Two separate readings on Thursday added to evidence pointing to recovery in the labor market conditions, although the green shoots of recovery are yet to take a firm hold. The data did little to lift sentiment toward equities, with the stock index futures continuing to wallow in negative terrain.
The dollar Index futures (DX), however, gained ground, potentially due to the ongoing geopolitical tensions in the Middle East, perking up the appeal of the safe haven greenback. Bond prices fell across the maturity spectrum.
So what did the labor market data tell us?
Claims flat: The number of individuals claiming unemployment benefits was 213,000 in the week ended Feb. 28, according to a Bureau of Labor Statistics’ (BLS) report. Economists, on average, had expected claims to increase to 215,000 from the initially reported 212,000 for the previous week’s reading, which revised up by 1% from the initially reported 212,000 for the previous week.
The four-week average, which smooths volatility, declined by 4,750 to 215,750 from the previous week’s revised average.
Source: Department of Labor
Continuing claims, which is calculated with a week’s lag, however, climbed 46,000 to 1.868 million. This measures the total number of residents receiving ongoing unemployment benefits, having filed their initial claims at least in one week previously.

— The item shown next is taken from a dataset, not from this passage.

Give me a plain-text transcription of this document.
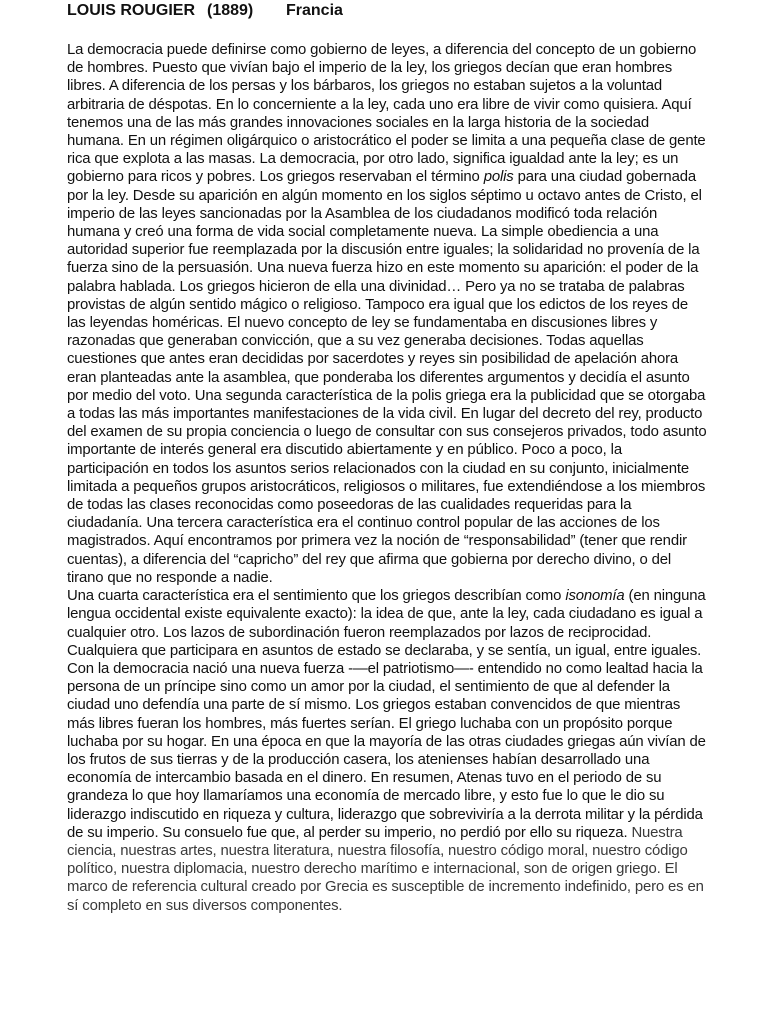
LOUIS ROUGIER (1889) Francia
La democracia puede definirse como gobierno de leyes, a diferencia del concepto de un gobierno de hombres. Puesto que vivían bajo el imperio de la ley, los griegos decían que eran hombres libres. A diferencia de los persas y los bárbaros, los griegos no estaban sujetos a la voluntad arbitraria de déspotas. En lo concerniente a la ley, cada uno era libre de vivir como quisiera. Aquí tenemos una de las más grandes innovaciones sociales en la larga historia de la sociedad humana. En un régimen oligárquico o aristocrático el poder se limita a una pequeña clase de gente rica que explota a las masas. La democracia, por otro lado, significa igualdad ante la ley; es un gobierno para ricos y pobres. Los griegos reservaban el término polis para una ciudad gobernada por la ley. Desde su aparición en algún momento en los siglos séptimo u octavo antes de Cristo, el imperio de las leyes sancionadas por la Asamblea de los ciudadanos modificó toda relación humana y creó una forma de vida social completamente nueva. La simple obediencia a una autoridad superior fue reemplazada por la discusión entre iguales; la solidaridad no provenía de la fuerza sino de la persuasión. Una nueva fuerza hizo en este momento su aparición: el poder de la palabra hablada. Los griegos hicieron de ella una divinidad… Pero ya no se trataba de palabras provistas de algún sentido mágico o religioso. Tampoco era igual que los edictos de los reyes de las leyendas homéricas. El nuevo concepto de ley se fundamentaba en discusiones libres y razonadas que generaban convicción, que a su vez generaba decisiones. Todas aquellas cuestiones que antes eran decididas por sacerdotes y reyes sin posibilidad de apelación ahora eran planteadas ante la asamblea, que ponderaba los diferentes argumentos y decidía el asunto por medio del voto. Una segunda característica de la polis griega era la publicidad que se otorgaba a todas las más importantes manifestaciones de la vida civil. En lugar del decreto del rey, producto del examen de su propia conciencia o luego de consultar con sus consejeros privados, todo asunto importante de interés general era discutido abiertamente y en público. Poco a poco, la participación en todos los asuntos serios relacionados con la ciudad en su conjunto, inicialmente limitada a pequeños grupos aristocráticos, religiosos o militares, fue extendiéndose a los miembros de todas las clases reconocidas como poseedoras de las cualidades requeridas para la ciudadanía. Una tercera característica era el continuo control popular de las acciones de los magistrados. Aquí encontramos por primera vez la noción de “responsabilidad” (tener que rendir cuentas), a diferencia del “capricho” del rey que afirma que gobierna por derecho divino, o del tirano que no responde a nadie.
Una cuarta característica era el sentimiento que los griegos describían como isonomía (en ninguna lengua occidental existe equivalente exacto): la idea de que, ante la ley, cada ciudadano es igual a cualquier otro. Los lazos de subordinación fueron reemplazados por lazos de reciprocidad. Cualquiera que participara en asuntos de estado se declaraba, y se sentía, un igual, entre iguales. Con la democracia nació una nueva fuerza -—el patriotismo—- entendido no como lealtad hacia la persona de un príncipe sino como un amor por la ciudad, el sentimiento de que al defender la ciudad uno defendía una parte de sí mismo. Los griegos estaban convencidos de que mientras más libres fueran los hombres, más fuertes serían. El griego luchaba con un propósito porque luchaba por su hogar. En una época en que la mayoría de las otras ciudades griegas aún vivían de los frutos de sus tierras y de la producción casera, los atenienses habían desarrollado una economía de intercambio basada en el dinero. En resumen, Atenas tuvo en el periodo de su grandeza lo que hoy llamaríamos una economía de mercado libre, y esto fue lo que le dio su liderazgo indiscutido en riqueza y cultura, liderazgo que sobreviviría a la derrota militar y la pérdida de su imperio. Su consuelo fue que, al perder su imperio, no perdió por ello su riqueza. Nuestra ciencia, nuestras artes, nuestra literatura, nuestra filosofía, nuestro código moral, nuestro código político, nuestra diplomacia, nuestro derecho marítimo e internacional, son de origen griego. El marco de referencia cultural creado por Grecia es susceptible de incremento indefinido, pero es en sí completo en sus diversos componentes.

Commenting on the number, veteran trader Naeem Aslam said the rise in the continuing claims to a nearly five-month high shows that some workers are taking longer to find new jobs.
That said, the initial claims of sub-220,000 aligned with the unemployment rate under 4.2%, he said, adding that this reduces the pressure for the Federal Reserve to reduce rates.
Hirings Lackluster, Firings Fall: A separate report released by outplacement and executive coaching firm Challenger, Gray & Christmas showed job cuts in the U.S. plunged 55% month over month in February to 48,307. About a quarter of the cuts were in the technology sector.
The January-February total firings are the lowest for the first two months of the year since 2022.
Source: Challenger, Gray & Christmas
Andy Challenger, workplace expert and chief revenue officer for Challenger, Gray & Christmas, said, “February’s dip is a nice reprieve from the elevated job cut plans to start the year. With U.S. involvement in a growing war in Iran, the end of Q1 may bring more layoff plans as companies tighten belts amid uncertainty and higher costs.”
On the other hand, hiring plans rose 140% in February to 12,755 from 5,306 in January, but are down 63% from year-ago period.
Separately, a preliminary report released by the Labor Department showed non-farm productivity rose 2.8% quarter over quarter (QoQ) in the fourth quarter, slower than the 5.2% jump in the previous three-month period. The productivity growth, however, exceeded economists’ estimate of 1.9%.
Unit labor costs climbed 2.8%, reversing some of the 1.8% drop in the third quarter, faster than the 2% rate expected by economists.
NFP Report In Spotlight: The CME FedWatch tool now puts the odds of a hold decision later this month at 97.3%. Traders now turn their attention to Friday’s non-farm payrolls report to get additional clarity on the state of the labor market. Economists, on average, estimate job gains of 58,000 for February, slower than the 172,000 additions in January. The jobless rate is expected to hold steady at 4.3%.